Pero la alta figura ignoró su llamada. Continuó avanzando, y su esperanza se fue con ella. La rodilla volvió a temblar bajo su peso, así que se agarró débilmente a los barrotes, pues había visto la cara de la cosa que avanzaba, extrañamente abotagada y pálida. Había visto los ojos, grandes, oscuros e inexpresivos, muerta por fin la llamarada del odio. Y había visto la expresión tras la espléndida barba, una sonrisa que procedía de algún lejano lugar de frío olvido, perdida más allá de toda sensación.

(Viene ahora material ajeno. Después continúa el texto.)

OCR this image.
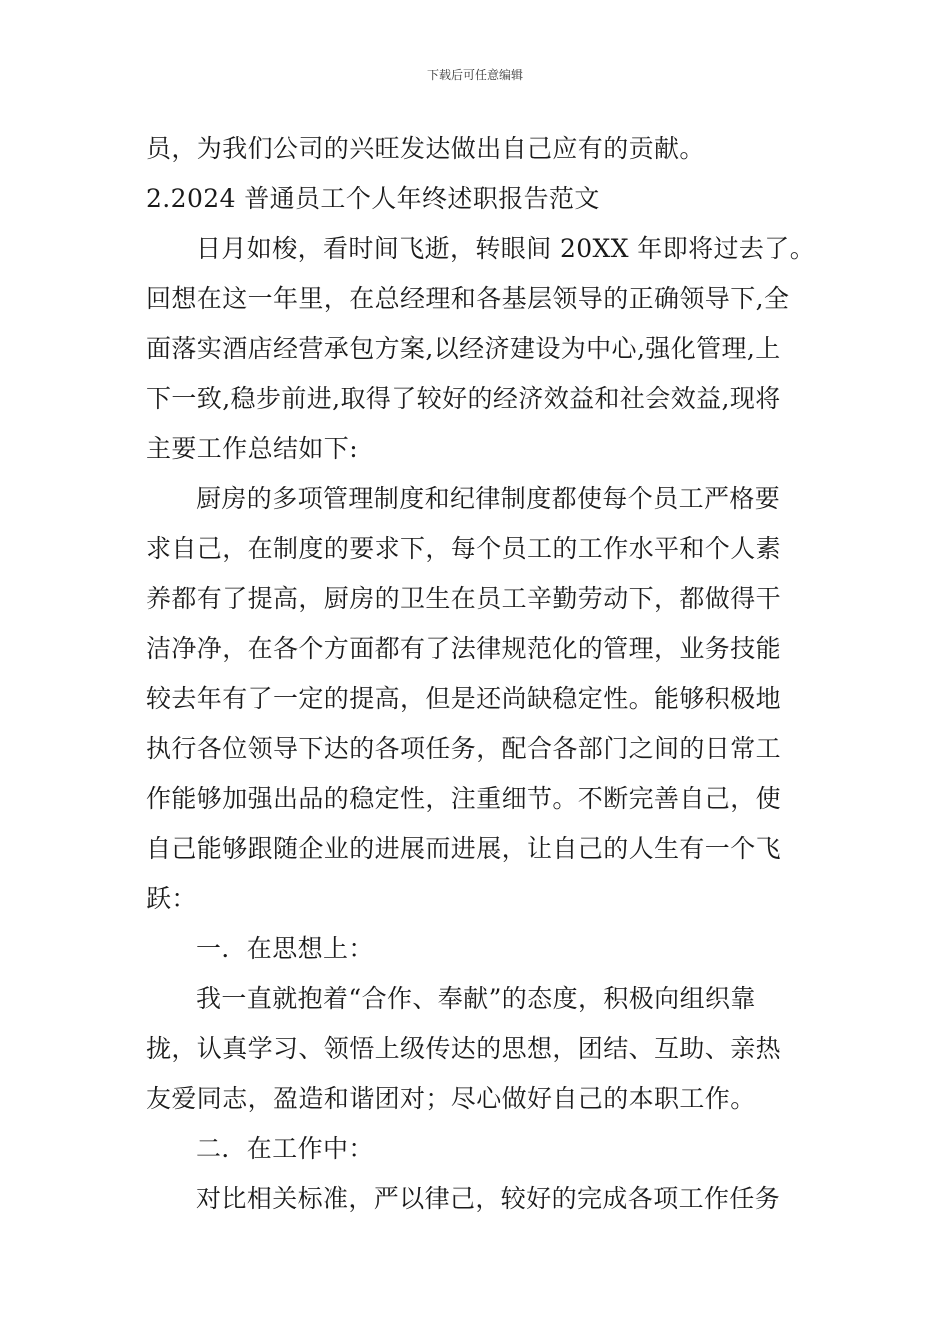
下载后可任意编辑
员，为我们公司的兴旺发达做出自己应有的贡献。
2.2024 普通员工个人年终述职报告范文
日月如梭，看时间飞逝，转眼间 20XX 年即将过去了。
回想在这一年里，在总经理和各基层领导的正确领导下,全
面落实酒店经营承包方案,以经济建设为中心,强化管理,上
下一致,稳步前进,取得了较好的经济效益和社会效益,现将
主要工作总结如下:
厨房的多项管理制度和纪律制度都使每个员工严格要
求自己，在制度的要求下，每个员工的工作水平和个人素
养都有了提高，厨房的卫生在员工辛勤劳动下，都做得干
洁净净，在各个方面都有了法律规范化的管理，业务技能
较去年有了一定的提高，但是还尚缺稳定性。能够积极地
执行各位领导下达的各项任务，配合各部门之间的日常工
作能够加强出品的稳定性，注重细节。不断完善自己，使
自己能够跟随企业的进展而进展，让自己的人生有一个飞
跃：
一．在思想上：
我一直就抱着“合作、奉献”的态度，积极向组织靠
拢，认真学习、领悟上级传达的思想，团结、互助、亲热
友爱同志，盈造和谐团对；尽心做好自己的本职工作。
二．在工作中：
对比相关标准，严以律己，较好的完成各项工作任务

Contempló a la criatura, anonadado, hasta que se perdió en la oscuridad. Incluso sus movimientos habían perdido ya toda característica de Mark White, advirtió dolorosamente. Su paso era demasiado rápido, seguro, silencioso. Como la pequeña Jane Carter, se había convertido en una marioneta mecánica del circuito.
Y no estaba solo, pues los otros aparecieron tras él en la oscuridad. Aún alto y enjuto, el viejo Graystone ya no era torpe, su nariz había dejado de ser roja. Overstreet, pese a su volumen, se movía con la ligereza de un niño. Tranquilo ya, el pequeño Lucky Ford avanzaba con rápida gracia mecánica.
Forester no encontró la voz para llamarlos, y ninguno de ellos pareció reparar en él, pues toda consciencia quedaba suspendida en las personas controladas por los relés paramecánicos. Todos sus ojos tenían pupilas ciegas y distendidas, y todas sus rostros sonreían mostrando la falta de emoción del olvido.
—Servicio, señor. —Forester dio un respingo cuando su cuidador le tocó el brazo—. Esos hombres infelices ya no pueden causar ningún problema, y usted sólo se cansará la pierna estando de pie tanto rato. Ahora debe dejar que le bañemos y le demos masaje en la rodilla. Y luego debe dormir.